The credit union last year invested $2 million to construct a branch in Moses Lake, Wash. It currently is expanding its Bonner Mall branch in Ponderay, Idaho, but doesn't plan any additional branches this year, Adams says.
Horizon's total loans increased 10.3 percent, to $262 million, including an 18 percent increase in real estate loans, which totaled $116.2 million at the end of the year. The credit union increased its allowance for loan losses 2.8 percent, to $1.3 million, in part because it had a relatively low allowance in 2007, but Adams says the delinquency rates on its loans have remained quite low.
"Our delinquency, from 2007 to 2008, went up from 0.31 percent to 0.66 percent," Adams says, adding though, that at 0.30 percent, its loan charge-off rate remained low.
Its return on average assets was 0.95 percent in 2008, compared with 1.36 percent in 2007. Adams says the change was because the credit union's income was down while its assets have grown.

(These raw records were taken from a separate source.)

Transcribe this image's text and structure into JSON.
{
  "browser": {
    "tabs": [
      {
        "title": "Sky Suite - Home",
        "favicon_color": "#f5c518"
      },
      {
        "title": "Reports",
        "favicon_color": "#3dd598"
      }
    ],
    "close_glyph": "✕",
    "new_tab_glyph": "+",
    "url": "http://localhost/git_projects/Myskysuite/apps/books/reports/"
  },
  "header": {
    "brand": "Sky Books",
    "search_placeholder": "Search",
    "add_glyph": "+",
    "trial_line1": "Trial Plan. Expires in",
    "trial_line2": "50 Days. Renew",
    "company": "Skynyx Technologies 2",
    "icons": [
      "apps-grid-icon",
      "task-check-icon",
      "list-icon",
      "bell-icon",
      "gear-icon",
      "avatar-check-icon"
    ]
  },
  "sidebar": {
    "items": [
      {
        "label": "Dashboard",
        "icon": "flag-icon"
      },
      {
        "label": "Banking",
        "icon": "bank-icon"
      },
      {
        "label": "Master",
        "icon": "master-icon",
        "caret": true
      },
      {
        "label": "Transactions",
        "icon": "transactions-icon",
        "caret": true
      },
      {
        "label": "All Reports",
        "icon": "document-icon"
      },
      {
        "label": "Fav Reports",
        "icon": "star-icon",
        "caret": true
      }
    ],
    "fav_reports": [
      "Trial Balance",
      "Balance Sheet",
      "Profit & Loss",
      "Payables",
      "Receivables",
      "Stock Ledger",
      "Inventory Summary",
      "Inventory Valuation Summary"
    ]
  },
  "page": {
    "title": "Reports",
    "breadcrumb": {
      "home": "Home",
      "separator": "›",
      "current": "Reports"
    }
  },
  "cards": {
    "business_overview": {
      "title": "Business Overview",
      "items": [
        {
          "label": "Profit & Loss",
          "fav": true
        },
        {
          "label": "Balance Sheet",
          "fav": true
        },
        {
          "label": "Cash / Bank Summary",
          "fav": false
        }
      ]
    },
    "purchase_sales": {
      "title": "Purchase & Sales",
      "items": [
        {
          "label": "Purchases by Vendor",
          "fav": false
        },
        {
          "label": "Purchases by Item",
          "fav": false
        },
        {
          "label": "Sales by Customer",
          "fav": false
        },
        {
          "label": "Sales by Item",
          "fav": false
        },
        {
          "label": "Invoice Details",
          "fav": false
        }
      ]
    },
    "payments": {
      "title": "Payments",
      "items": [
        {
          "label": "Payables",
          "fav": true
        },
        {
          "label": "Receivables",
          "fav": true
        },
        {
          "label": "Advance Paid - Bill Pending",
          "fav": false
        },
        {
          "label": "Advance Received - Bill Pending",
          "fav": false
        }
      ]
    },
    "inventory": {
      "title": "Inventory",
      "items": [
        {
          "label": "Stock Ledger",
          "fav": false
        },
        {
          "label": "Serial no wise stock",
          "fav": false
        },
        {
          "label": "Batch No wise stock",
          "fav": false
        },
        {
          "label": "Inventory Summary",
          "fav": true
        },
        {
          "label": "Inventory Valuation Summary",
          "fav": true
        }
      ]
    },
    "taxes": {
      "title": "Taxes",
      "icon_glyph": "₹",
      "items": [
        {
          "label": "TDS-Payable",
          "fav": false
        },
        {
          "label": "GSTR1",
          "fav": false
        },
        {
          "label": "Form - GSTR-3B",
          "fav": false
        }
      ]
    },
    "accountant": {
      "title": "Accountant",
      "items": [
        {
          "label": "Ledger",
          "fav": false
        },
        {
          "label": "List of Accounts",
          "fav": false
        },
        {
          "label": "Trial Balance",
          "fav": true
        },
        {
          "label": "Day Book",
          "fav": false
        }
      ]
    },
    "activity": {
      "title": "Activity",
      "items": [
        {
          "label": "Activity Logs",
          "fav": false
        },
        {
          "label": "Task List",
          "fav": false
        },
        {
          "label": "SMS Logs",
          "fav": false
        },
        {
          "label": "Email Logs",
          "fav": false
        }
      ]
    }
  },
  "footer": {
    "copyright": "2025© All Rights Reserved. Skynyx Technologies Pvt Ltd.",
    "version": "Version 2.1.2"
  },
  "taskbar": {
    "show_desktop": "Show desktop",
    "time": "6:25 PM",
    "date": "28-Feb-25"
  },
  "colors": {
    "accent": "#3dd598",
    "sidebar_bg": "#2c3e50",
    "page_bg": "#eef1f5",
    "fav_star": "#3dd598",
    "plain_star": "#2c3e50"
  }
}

"Because there was a real 'flight to safety,' we grew pretty substantially, in deposits and in loans," Adams says. "In 2009, we might see more effects in the economy here that we didn't see as much last year, but we're positioned well to meet those challenges."
Memberships at Horizon rose 3.2 percent, to 36,400 members, from 35,280 members at the end of 2007.
Horizon, which was chartered in 1948, employs 156 people and operates 19 branch offices, including a student branch it opened last year inside Sandpoint High School, in Sandpoint, Idaho, where it also operates a regular full-service branch, and a freestanding branch it constructed last year in Moses Lake, Wash.
Its other branches are in Spokane, Spokane Valley, Liberty Lake, Deer Park, Davenport, Colville, and Ephrata, in Washington, and in Post Falls, Coeur d'Alene, and Ponderay, Idaho.